This reporistory was done as part of a research project for genetic matching. It supposed to improve the problem of finding the best implicated genetic haplotypes when the data of some relatives is known and the sample has too many ambiguities. Currently I believe that better solutions exist using hidden markov models with machine learning on actual data. Additionally, as genetic sequencing is now improving, and of much lower cost than the past, there are much less ambiguities in the genetic samples and such solutions are not needed. The algorithmic solution is still valuable as in the view of privacy it may be benficial to use much less "identifying" genetic sequencing methods.
The project requires confidential genetic files to run.
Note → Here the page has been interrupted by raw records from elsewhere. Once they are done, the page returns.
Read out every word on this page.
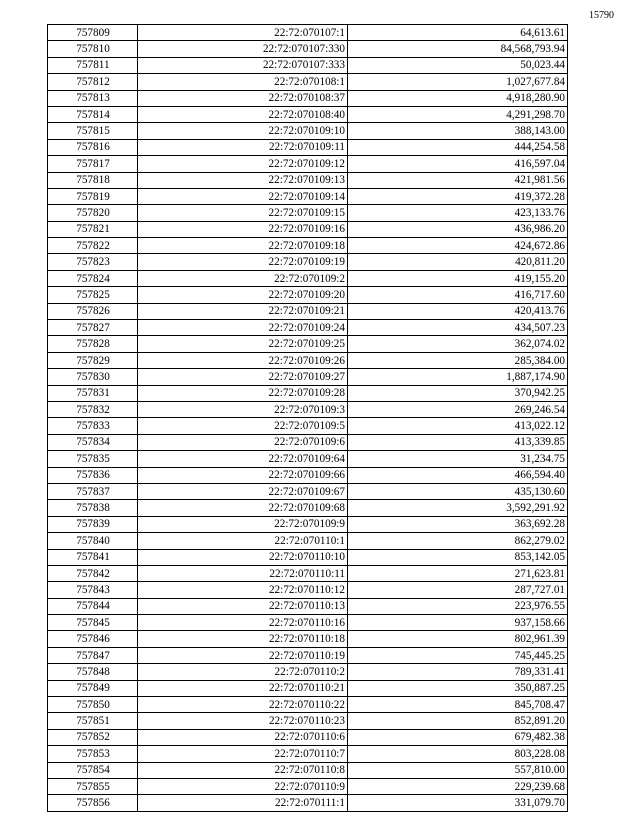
15790
757809	22:72:070107:1	64,613.61
757810	22:72:070107:330	84,568,793.94
757811	22:72:070107:333	50,023.44
757812	22:72:070108:1	1,027,677.84
757813	22:72:070108:37	4,918,280.90
757814	22:72:070108:40	4,291,298.70
757815	22:72:070109:10	388,143.00
757816	22:72:070109:11	444,254.58
757817	22:72:070109:12	416,597.04
757818	22:72:070109:13	421,981.56
757819	22:72:070109:14	419,372.28
757820	22:72:070109:15	423,133.76
757821	22:72:070109:16	436,986.20
757822	22:72:070109:18	424,672.86
757823	22:72:070109:19	420,811.20
757824	22:72:070109:2	419,155.20
757825	22:72:070109:20	416,717.60
757826	22:72:070109:21	420,413.76
757827	22:72:070109:24	434,507.23
757828	22:72:070109:25	362,074.02
757829	22:72:070109:26	285,384.00
757830	22:72:070109:27	1,887,174.90
757831	22:72:070109:28	370,942.25
757832	22:72:070109:3	269,246.54
757833	22:72:070109:5	413,022.12
757834	22:72:070109:6	413,339.85
757835	22:72:070109:64	31,234.75
757836	22:72:070109:66	466,594.40
757837	22:72:070109:67	435,130.60
757838	22:72:070109:68	3,592,291.92
757839	22:72:070109:9	363,692.28
757840	22:72:070110:1	862,279.02
757841	22:72:070110:10	853,142.05
757842	22:72:070110:11	271,623.81
757843	22:72:070110:12	287,727.01
757844	22:72:070110:13	223,976.55
757845	22:72:070110:16	937,158.66
757846	22:72:070110:18	802,961.39
757847	22:72:070110:19	745,445.25
757848	22:72:070110:2	789,331.41
757849	22:72:070110:21	350,887.25
757850	22:72:070110:22	845,708.47
757851	22:72:070110:23	852,891.20
757852	22:72:070110:6	679,482.38
757853	22:72:070110:7	803,228.08
757854	22:72:070110:8	557,810.00
757855	22:72:070110:9	229,239.68
757856	22:72:070111:1	331,079.70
Therefore, it will probably be impossible to run.
To run this project you will need these libraries:
- openpyxl
- jupyter notebook (jupyter)
- matplotlib
Install with pip, for windows users you could use (working for python 3.5+, be sure that py command recognized, if not you will need to change PATH variable):
py -m ensurepip
py -m pip install --upgrade pip
py -m pip install openpyxl
py -m pip install jupyter
py -m pip install matplotlib
Be sure that project's genetic files configured in main.py, you will need 4 files:
- The genetic data file, currently supported is excel file format
- The ambiguities file
- The haplotypes file
- The frequency file each line corresponding to the line in the haplotype file that has the same number
Run this project with python 3.6 by running main.py:
py main.py
Also PyPy recommended (it's reducing running time, install here: https://pypy.org/download.html).
After that you can see the results (solution.csv file by default) using jupyter notebook (there is a notebook file inside notebook folder) and after some configuration.